Jun 28, 2010 17:40
This recipe has been handed down in my family since the early 1930's and perhaps from before as my grandparents were married just after the first world war and my grandmother brought along great grandmother's recipe box to her new home. Some of the recipes are clearly Irish, this one though might be American...Or, then again, maybe not.
This is as it was written on the card by my great aunt, Celia Burchall, I'll expand slightly later.
Mama K's Chocolate Cake
1½ Cup Flour
1 Cup Sugar
1 tsp Soda
3 TBS Cocoa (heep)
⅛ tsp Salt
Sift together and add ½ Cup Butter and Lard melted and add Unbeaten Egg to the mixture.
Take ½ Cup Sour Milk and fill it to the top with boiling Water.
Beat until mixture is between thick and thin.
Bake about 325° for about 40 minutes.
My Mother remarks on the card, "Note that there is no vanilla. Toss some in (½ tsp?)"
Translation
Preheat oven to 325° NOTE! Recipe must be doubled if a two layer cake is wanted but I would seriously suggest making the recipe over twice rather than doubling it. I would suggest that for most cooking, actually.
1½ Cup all purpose flour
1 Cup granulated sugar
1 tsp baking soda
3 (heaping)TBS plain powdered cocoa
⅛ tsp Salt
Sift all dry ingredients together twice.
Melt 1 Cup Butter OR ½ Cup Butter with ½ Cup Lard OR ½ Crisco and allow to cool slightly. Mix into dry ingredients. What cannot be done is all Lard or all Crisco as the cake turns to an oily mess.
Add one Egg to the mixture.
Add a dash of vanilla extract.
Pour ½ Cup Sour Milk in a full cup measure and fill it to the top with boiling Water. Or, take the easy way out and just buy some buttermilk and add a cup of that.
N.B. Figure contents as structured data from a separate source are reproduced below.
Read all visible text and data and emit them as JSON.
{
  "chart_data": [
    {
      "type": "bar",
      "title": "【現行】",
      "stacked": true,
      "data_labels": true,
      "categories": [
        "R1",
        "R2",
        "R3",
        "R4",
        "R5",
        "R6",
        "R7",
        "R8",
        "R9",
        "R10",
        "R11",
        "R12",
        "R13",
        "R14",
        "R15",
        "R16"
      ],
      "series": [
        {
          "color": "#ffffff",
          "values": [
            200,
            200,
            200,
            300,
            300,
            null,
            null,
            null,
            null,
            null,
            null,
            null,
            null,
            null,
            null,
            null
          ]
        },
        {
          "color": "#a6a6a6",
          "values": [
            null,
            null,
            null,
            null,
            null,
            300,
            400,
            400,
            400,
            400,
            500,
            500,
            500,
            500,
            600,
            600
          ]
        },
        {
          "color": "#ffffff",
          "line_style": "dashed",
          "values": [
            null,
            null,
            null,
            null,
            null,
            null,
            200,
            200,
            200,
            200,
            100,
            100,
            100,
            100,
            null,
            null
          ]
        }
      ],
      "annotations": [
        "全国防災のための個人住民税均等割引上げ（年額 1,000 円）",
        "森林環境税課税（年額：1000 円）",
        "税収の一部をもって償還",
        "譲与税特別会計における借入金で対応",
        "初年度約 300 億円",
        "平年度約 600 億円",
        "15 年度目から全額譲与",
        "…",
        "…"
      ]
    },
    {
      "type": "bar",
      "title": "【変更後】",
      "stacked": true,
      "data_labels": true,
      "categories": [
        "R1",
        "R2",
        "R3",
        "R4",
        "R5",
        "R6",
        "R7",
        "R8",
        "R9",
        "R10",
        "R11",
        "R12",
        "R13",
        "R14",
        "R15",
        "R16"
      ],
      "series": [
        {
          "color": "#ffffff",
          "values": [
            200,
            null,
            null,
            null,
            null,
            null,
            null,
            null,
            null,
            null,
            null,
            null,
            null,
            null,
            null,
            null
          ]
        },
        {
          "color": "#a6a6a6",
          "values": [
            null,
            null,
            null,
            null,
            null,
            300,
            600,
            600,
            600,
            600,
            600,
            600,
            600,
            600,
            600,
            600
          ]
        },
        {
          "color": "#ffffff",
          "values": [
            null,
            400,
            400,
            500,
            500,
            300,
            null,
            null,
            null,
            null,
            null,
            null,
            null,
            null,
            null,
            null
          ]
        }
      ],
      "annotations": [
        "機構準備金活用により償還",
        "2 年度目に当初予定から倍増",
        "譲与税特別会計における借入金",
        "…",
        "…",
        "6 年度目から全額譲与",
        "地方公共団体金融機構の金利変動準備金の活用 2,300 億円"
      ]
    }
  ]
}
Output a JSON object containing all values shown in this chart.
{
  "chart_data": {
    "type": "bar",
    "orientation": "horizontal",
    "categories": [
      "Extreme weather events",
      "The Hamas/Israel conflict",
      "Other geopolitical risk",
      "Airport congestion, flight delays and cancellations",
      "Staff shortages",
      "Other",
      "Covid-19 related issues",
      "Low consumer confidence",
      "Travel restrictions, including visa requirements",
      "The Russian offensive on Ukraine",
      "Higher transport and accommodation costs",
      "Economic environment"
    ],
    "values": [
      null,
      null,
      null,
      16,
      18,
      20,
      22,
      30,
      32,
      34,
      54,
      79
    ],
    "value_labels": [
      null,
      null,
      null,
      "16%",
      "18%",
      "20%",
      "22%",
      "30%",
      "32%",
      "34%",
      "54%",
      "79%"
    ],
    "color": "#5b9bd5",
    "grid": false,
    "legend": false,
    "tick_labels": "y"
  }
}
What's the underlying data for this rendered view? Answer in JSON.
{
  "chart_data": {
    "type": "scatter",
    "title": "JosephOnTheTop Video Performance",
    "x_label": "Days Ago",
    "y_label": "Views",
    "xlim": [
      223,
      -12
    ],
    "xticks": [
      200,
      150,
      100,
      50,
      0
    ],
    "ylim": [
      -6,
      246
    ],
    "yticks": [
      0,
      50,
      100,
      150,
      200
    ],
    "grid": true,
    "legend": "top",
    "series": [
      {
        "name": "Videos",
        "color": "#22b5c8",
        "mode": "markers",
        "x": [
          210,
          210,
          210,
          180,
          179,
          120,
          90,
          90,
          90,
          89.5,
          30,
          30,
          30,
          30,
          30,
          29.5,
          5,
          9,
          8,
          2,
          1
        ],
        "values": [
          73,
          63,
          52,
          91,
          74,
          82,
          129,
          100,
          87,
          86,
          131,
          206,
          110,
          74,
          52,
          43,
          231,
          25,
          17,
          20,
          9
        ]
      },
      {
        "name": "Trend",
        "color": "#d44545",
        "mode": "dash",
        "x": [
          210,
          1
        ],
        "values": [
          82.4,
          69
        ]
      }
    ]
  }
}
Beat until all ingredients incorporated. Pour into a prepared cake pan (two, if you have doubled the recipe) and bake about 40-45 minutes or until a knife inserted comes out clean.
That's it. It's dark, moist, not very sweet and tends to peak and crack if anything is even slightly wrong, which there is always. Good recipe nevertheless.